The developments in Stuttgart are replicated across Germany and Europe. Anger is building up under the surface everywhere, creating the conditions for a social and political explosion. To the fear of the ruling elite, hundreds of thousands took to the streets in Germany as part of the global protest movement against the murder of George Floyd. The protests not only expressed the widespread hatred of the police in Germany, which is notorious for racism, right-wing extremist networks and violence against left-wing protesters. They also reflected opposition to the rise of the far-right AfD, the right-wing polices of the grand coalition, the return of German militarism, attacks on democratic rights and growing unemployment and social inequality.

For this reason, all the bourgeois parties, from the right-wing extremist AfD to the Left Party and trade unions, are closing ranks, denouncing all young people as “violent,” and declaring their solidarity with the police.

On Twitter, Left Party parliamentary group leader Dietmar Bartsch described the behaviour of the Stuttgart youth as “repugnant” and sent “best wishes for a quick recovery to the injured police officers and operational personnel.” Two weeks ago, he defended the brutal police crackdown against peaceful protesters in the Social Democratic Party (SPD)/Left Party/Green-governed state of Berlin, saying, “The police do not deserve less, but rather more social recognition and personnel, especially on the streets.”

The campaign is enabling the ruling class to target even the most limited criticisms of police violence, racism and right-wing extremism.
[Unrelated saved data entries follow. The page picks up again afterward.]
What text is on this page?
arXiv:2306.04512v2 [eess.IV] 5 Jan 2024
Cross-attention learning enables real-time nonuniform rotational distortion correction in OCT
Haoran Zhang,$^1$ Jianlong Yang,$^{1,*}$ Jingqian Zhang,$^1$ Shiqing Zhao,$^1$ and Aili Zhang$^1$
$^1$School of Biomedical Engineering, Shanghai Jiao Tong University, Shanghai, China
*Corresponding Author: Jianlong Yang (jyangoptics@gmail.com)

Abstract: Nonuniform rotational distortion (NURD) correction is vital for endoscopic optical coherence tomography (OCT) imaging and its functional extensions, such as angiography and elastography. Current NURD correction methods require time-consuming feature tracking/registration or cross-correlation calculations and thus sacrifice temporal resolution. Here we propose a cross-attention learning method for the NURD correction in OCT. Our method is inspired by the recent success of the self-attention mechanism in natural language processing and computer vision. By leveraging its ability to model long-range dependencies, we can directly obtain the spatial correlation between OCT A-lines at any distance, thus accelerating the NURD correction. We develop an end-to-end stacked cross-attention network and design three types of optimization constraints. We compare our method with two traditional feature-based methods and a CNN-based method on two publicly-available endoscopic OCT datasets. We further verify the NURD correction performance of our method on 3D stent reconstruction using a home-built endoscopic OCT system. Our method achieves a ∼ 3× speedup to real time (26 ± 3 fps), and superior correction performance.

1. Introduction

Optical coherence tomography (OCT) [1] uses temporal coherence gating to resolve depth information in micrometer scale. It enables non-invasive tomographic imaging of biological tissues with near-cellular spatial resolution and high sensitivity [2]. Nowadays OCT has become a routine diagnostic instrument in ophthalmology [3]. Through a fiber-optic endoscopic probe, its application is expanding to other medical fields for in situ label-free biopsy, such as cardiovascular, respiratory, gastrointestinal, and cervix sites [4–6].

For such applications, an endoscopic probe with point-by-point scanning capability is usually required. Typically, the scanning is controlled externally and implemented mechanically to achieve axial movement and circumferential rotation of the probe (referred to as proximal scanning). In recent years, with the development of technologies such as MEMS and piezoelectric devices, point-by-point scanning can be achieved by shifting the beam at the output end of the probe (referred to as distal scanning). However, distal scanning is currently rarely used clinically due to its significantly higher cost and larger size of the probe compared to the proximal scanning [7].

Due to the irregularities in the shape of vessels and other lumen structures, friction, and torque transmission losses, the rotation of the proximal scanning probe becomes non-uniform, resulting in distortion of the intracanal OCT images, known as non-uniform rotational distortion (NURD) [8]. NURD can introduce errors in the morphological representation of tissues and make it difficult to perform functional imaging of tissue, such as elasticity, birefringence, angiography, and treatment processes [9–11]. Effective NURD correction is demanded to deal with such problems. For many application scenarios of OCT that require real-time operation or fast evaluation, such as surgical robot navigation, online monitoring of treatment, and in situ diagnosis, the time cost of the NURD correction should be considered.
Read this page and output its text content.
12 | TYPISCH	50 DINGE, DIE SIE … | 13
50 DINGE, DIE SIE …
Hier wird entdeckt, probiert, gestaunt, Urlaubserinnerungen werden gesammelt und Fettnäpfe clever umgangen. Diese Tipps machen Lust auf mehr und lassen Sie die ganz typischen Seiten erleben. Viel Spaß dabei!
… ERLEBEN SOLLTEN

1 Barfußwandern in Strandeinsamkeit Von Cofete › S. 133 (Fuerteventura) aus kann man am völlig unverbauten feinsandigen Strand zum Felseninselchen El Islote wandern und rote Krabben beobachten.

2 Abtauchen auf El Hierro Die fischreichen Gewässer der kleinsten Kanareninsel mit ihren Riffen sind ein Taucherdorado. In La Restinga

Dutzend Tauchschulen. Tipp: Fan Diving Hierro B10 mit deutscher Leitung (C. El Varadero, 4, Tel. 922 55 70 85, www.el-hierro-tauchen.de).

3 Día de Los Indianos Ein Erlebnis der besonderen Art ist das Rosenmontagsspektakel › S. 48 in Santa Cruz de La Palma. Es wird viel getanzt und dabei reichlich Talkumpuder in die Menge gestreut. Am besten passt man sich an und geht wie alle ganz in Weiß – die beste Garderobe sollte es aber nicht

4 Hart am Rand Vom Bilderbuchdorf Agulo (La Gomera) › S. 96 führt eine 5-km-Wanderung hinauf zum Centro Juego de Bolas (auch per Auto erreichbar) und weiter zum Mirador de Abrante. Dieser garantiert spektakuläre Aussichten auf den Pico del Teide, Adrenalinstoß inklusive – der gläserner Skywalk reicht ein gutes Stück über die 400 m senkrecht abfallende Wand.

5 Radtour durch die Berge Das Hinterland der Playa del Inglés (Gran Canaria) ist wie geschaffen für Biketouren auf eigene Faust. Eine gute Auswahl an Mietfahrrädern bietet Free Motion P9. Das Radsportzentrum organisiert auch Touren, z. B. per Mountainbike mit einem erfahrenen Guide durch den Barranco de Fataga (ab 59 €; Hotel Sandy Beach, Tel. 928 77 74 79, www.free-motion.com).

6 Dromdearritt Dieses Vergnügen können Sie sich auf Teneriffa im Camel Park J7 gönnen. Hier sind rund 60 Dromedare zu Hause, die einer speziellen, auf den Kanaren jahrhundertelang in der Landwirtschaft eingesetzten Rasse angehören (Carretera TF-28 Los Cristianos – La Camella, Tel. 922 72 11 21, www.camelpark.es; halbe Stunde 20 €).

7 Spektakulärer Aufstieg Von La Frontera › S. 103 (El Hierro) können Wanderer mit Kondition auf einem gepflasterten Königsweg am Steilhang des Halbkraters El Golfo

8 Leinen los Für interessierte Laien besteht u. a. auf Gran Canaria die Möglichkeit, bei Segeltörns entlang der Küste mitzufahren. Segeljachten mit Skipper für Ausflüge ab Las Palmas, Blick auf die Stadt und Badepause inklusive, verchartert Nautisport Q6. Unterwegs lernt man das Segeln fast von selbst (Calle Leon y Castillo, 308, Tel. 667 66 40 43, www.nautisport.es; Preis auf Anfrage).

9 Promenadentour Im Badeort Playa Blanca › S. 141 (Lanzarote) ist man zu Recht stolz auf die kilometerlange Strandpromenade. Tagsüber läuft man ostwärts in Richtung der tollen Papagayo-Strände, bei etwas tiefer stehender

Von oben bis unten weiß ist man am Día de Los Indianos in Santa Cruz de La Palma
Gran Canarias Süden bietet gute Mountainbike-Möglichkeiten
The deputy leader of the CDU/CSU parliamentary group, Torsten Frei, blamed SPD leader Saskia Esken for the Stuttgart violence because she referred to racist tendencies in the German police following George Floyd’s murder. “Now we are paying the price for the anti-police climate of recent weeks,” he wrote on Twitter, and named Esken personally even though she has long distanced herself from her remarks and called for “tough punishment” for the Stuttgart “vandals.”

Seehofer even threatened in his capacity as Interior Ministry to sue TAZ columnist Hengameh Yaghoobifarah who criticised the police in a satirical comment. “A loss of inhibition in words inevitably leads to a loss of inhibitions in deeds and to excesses of violence, just like we are seeing now in Stuttgart,” he stated. In other words, anyone who even dares to criticise the German police must be treated like a violent criminal and persecuted by the capitalist state and its apparatus of repression.

This essentially fascistic campaign is being coordinated at the highest levels. Germany’s head of state, Steinmeier (SPD), also attacked Yaghoobifarah, and thus all critics of the police. “Whoever attacks police officers, ridicules them or creates the impression that they must be disposed of must be decisively rejected,” he said. The perpetrators of Stuttgart stand for “violence, vandalism, and sheer brutality,” and “must be pursued and punished with the full force of the law.”